The most frequently observed severe adverse event in the trial was diarrhea. In the neratinib treated arm of the trial 38% of the patients experienced grade 3/4 diarrhea while 4% of the patients in the control arm experienced grade 3/4 diarrhea. In several clinical trials subsequent to I-SPY 2, high dose loperamide significantly reduced the incidence of grade 3/4 diarrhea.

The I-SPY 2 TRIAL is a collaborative effort among academic investigators from approximately 20 major cancer research centers across the country, the U.S. Food and Drug Administration, Quantum Leap Healthcare Collaborative, and the Foundation for the National Institutes of Health (FNIH) Cancer Biomarkers Consortium. Major supporters include The Safeway Foundation and the Bill Bowes Foundation.

"I-SPY 2 is an innovative adaptive clinical trial that enabled the investigators to evaluate several agents in the neoadjuvant setting," said Alan H. Auerbach, Chief Executive Officer and President. "We were very pleased with the activity of neratinib in I-SPY 2 as it represents the first clinical data on neratinib in the neoadjuvant treatment of breast cancer and suggests that the combination of paclitaxel plus neratinib has potent activity for the treatment of HER2-positive breast cancer and a subset of patients with HER2-negative breast cancer."

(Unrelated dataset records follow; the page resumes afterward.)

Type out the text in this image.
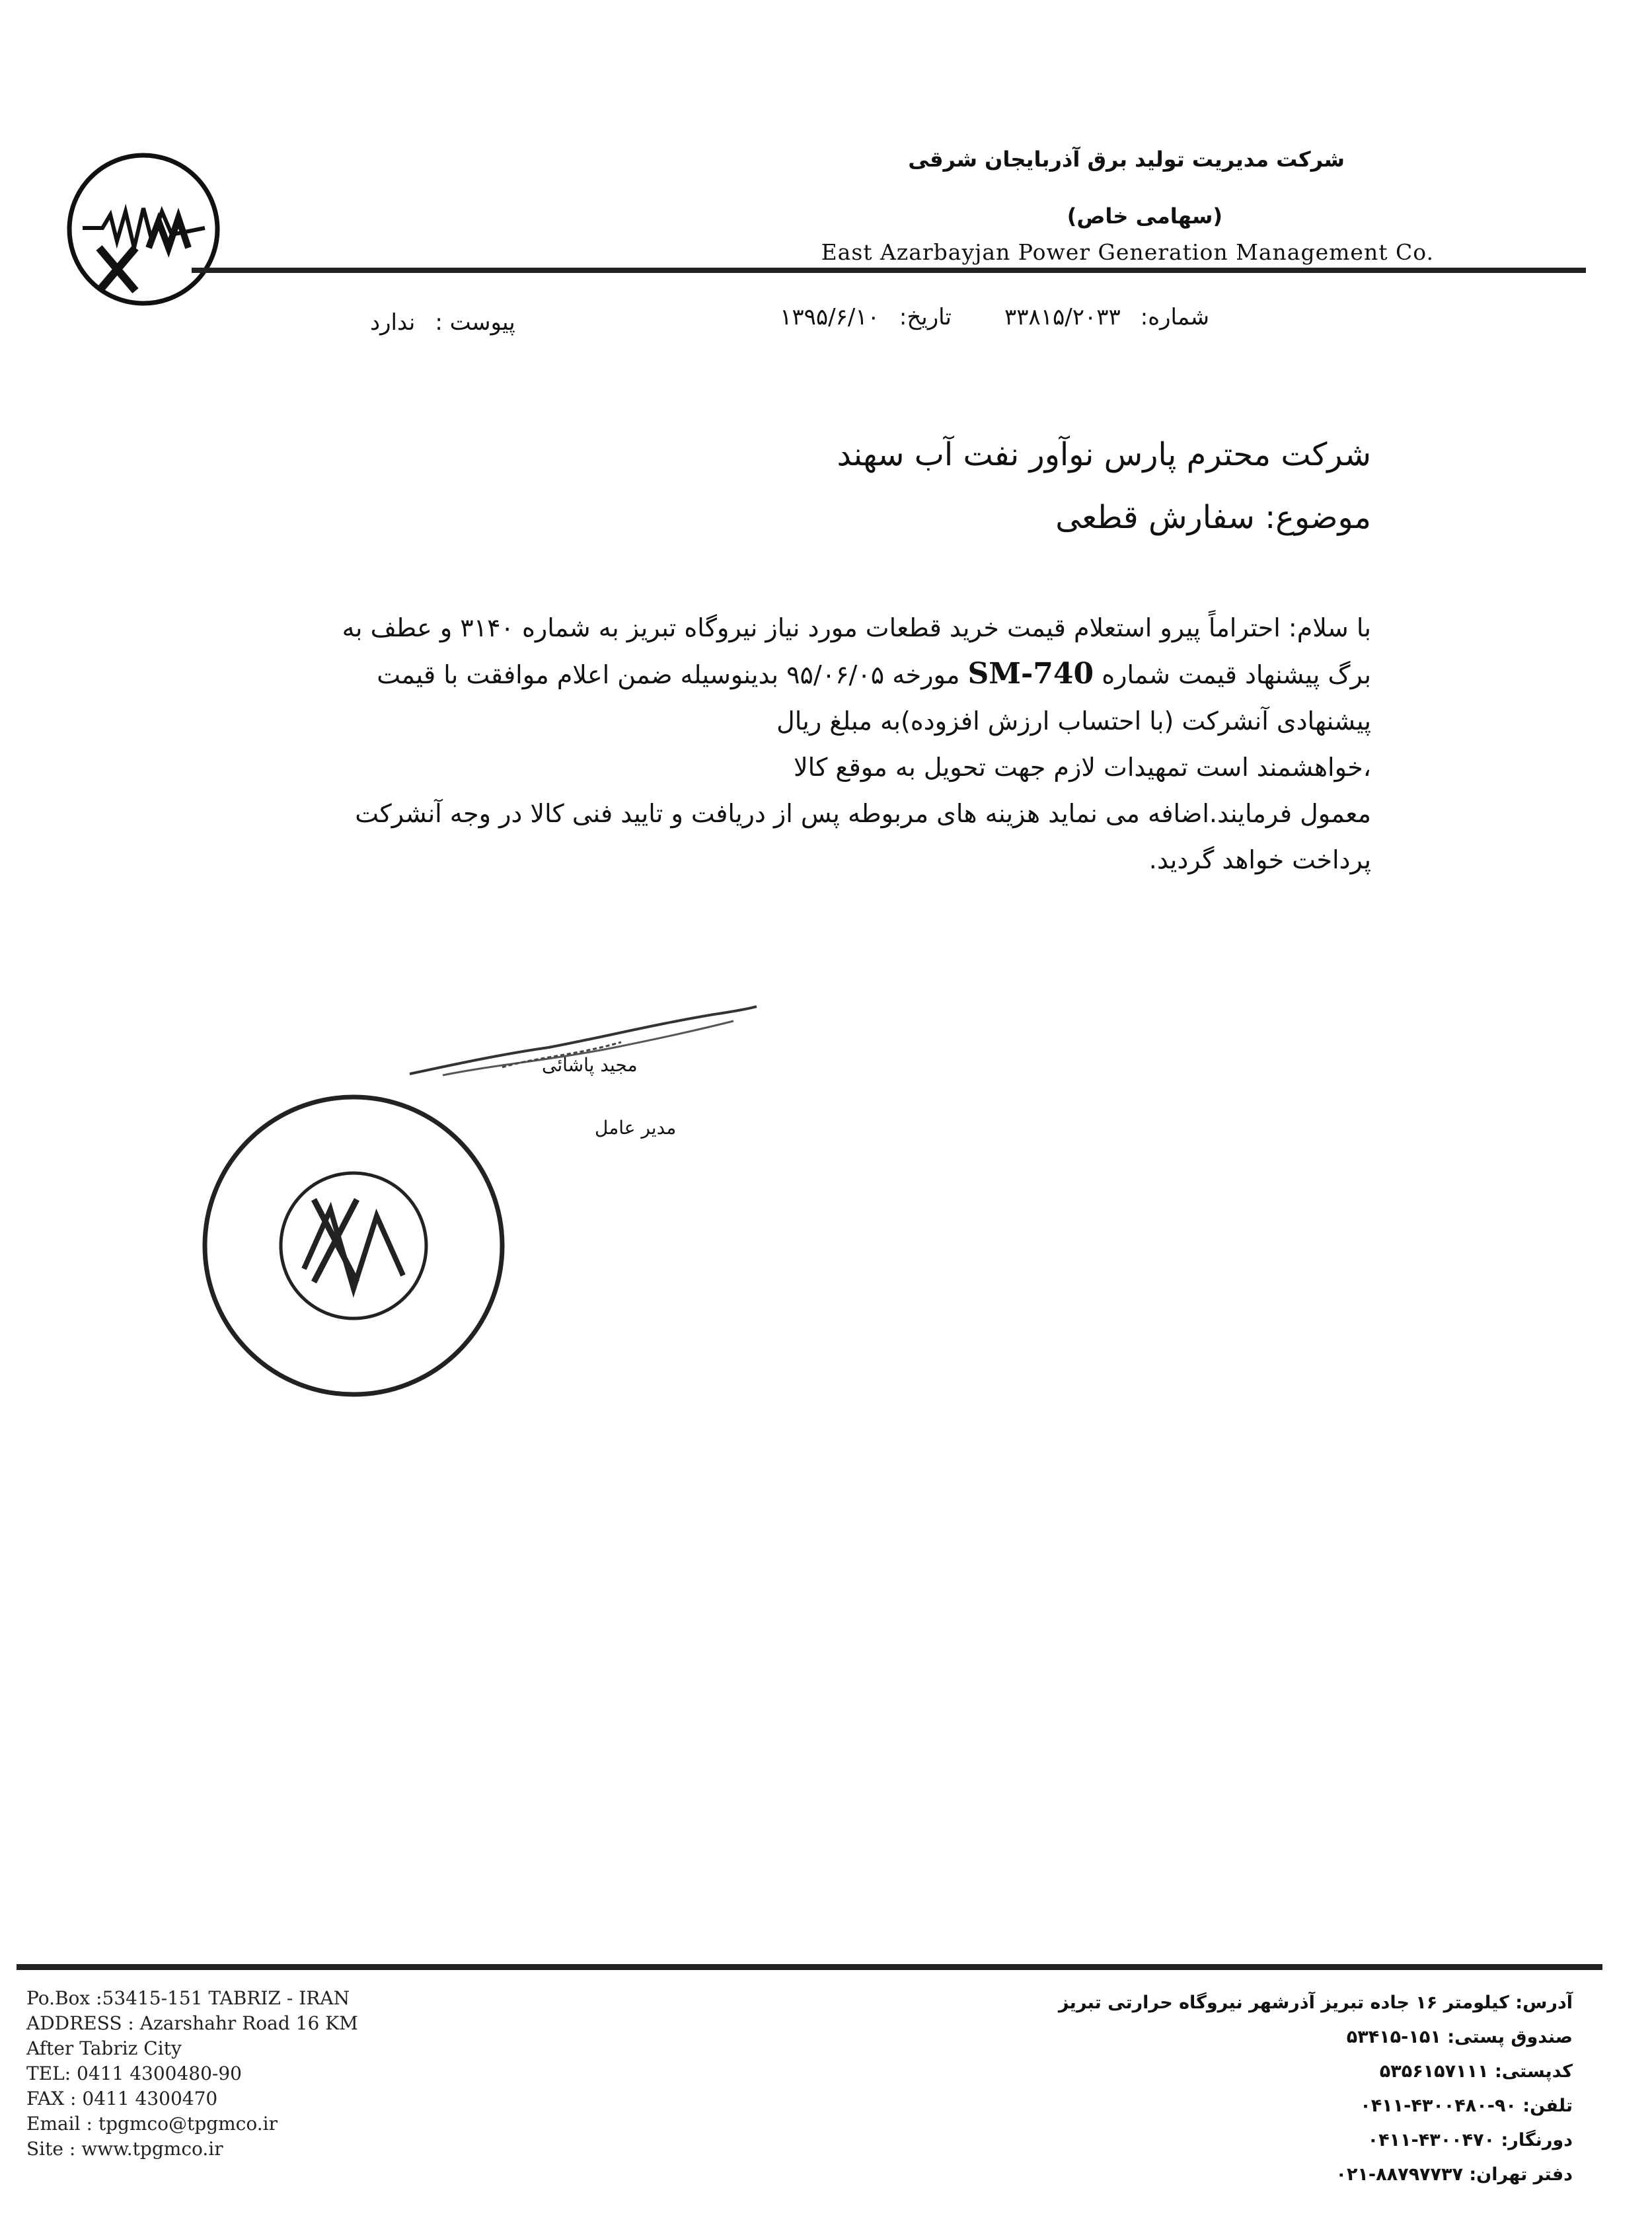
شرکت مدیریت تولید برق آذربایجان شرقی
(سهامی خاص)
East Azarbayjan Power Generation Management Co.
شماره:
۳۳۸۱۵/۲۰۳۳
تاریخ:
۱۳۹۵/۶/۱۰
پیوست :
ندارد
شرکت محترم پارس نوآور نفت آب سهند
موضوع: سفارش قطعی

با سلام: احتراماً پیرو استعلام قیمت خرید قطعات مورد نیاز نیروگاه تبریز به شماره ۳۱۴۰ و عطف به

برگ پیشنهاد قیمت شماره SM-740 مورخه ۹۵/۰۶/۰۵ بدینوسیله ضمن اعلام موافقت با قیمت

پیشنهادی آنشرکت (با احتساب ارزش افزوده)به مبلغ ریال

،خواهشمند است تمهیدات لازم جهت تحویل به موقع کالا

معمول فرمایند.اضافه می نماید هزینه های مربوطه پس از دریافت و تایید فنی کالا در وجه آنشرکت

پرداخت خواهد گردید.

مجید پاشائی
مدیر عامل
Po.Box :53415-151 TABRIZ - IRAN
ADDRESS : Azarshahr Road 16 KM
After Tabriz City
TEL: 0411 4300480-90
FAX : 0411 4300470
Email : tpgmco@tpgmco.ir
Site : www.tpgmco.ir
آدرس: کیلومتر ۱۶ جاده تبریز آذرشهر نیروگاه حرارتی تبریز
صندوق پستی: ۱۵۱-۵۳۴۱۵
کدپستی: ۵۳۵۶۱۵۷۱۱۱
تلفن: ۹۰-۴۳۰۰۴۸۰-۰۴۱۱
دورنگار: ۴۳۰۰۴۷۰-۰۴۱۱
دفتر تهران: ۸۸۷۹۷۷۳۷-۰۲۱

I-SPY 2 Principal Investigators Dr. Laura Esserman, Director of the Carol Franc Buck Breast Care Center and Co-Leader of the Breast Oncology Program at the University of California, San Francisco Helen Diller Family Comprehensive Cancer Center, and Dr. Donald Berry, Professor of the Department of Biostatistics at the University of Texas MD Anderson Cancer Center, both expressed their enthusiasm for moving successful agents into confirmatory Phase 3 trials. "We are excited for the opportunity to confirm these promising results in I-SPY 3 in our quest to get better treatments to those women who stand to benefit most. I SPY 3 represents a much needed approach to the conduct of Phase 3 trials," said Laura Esserman.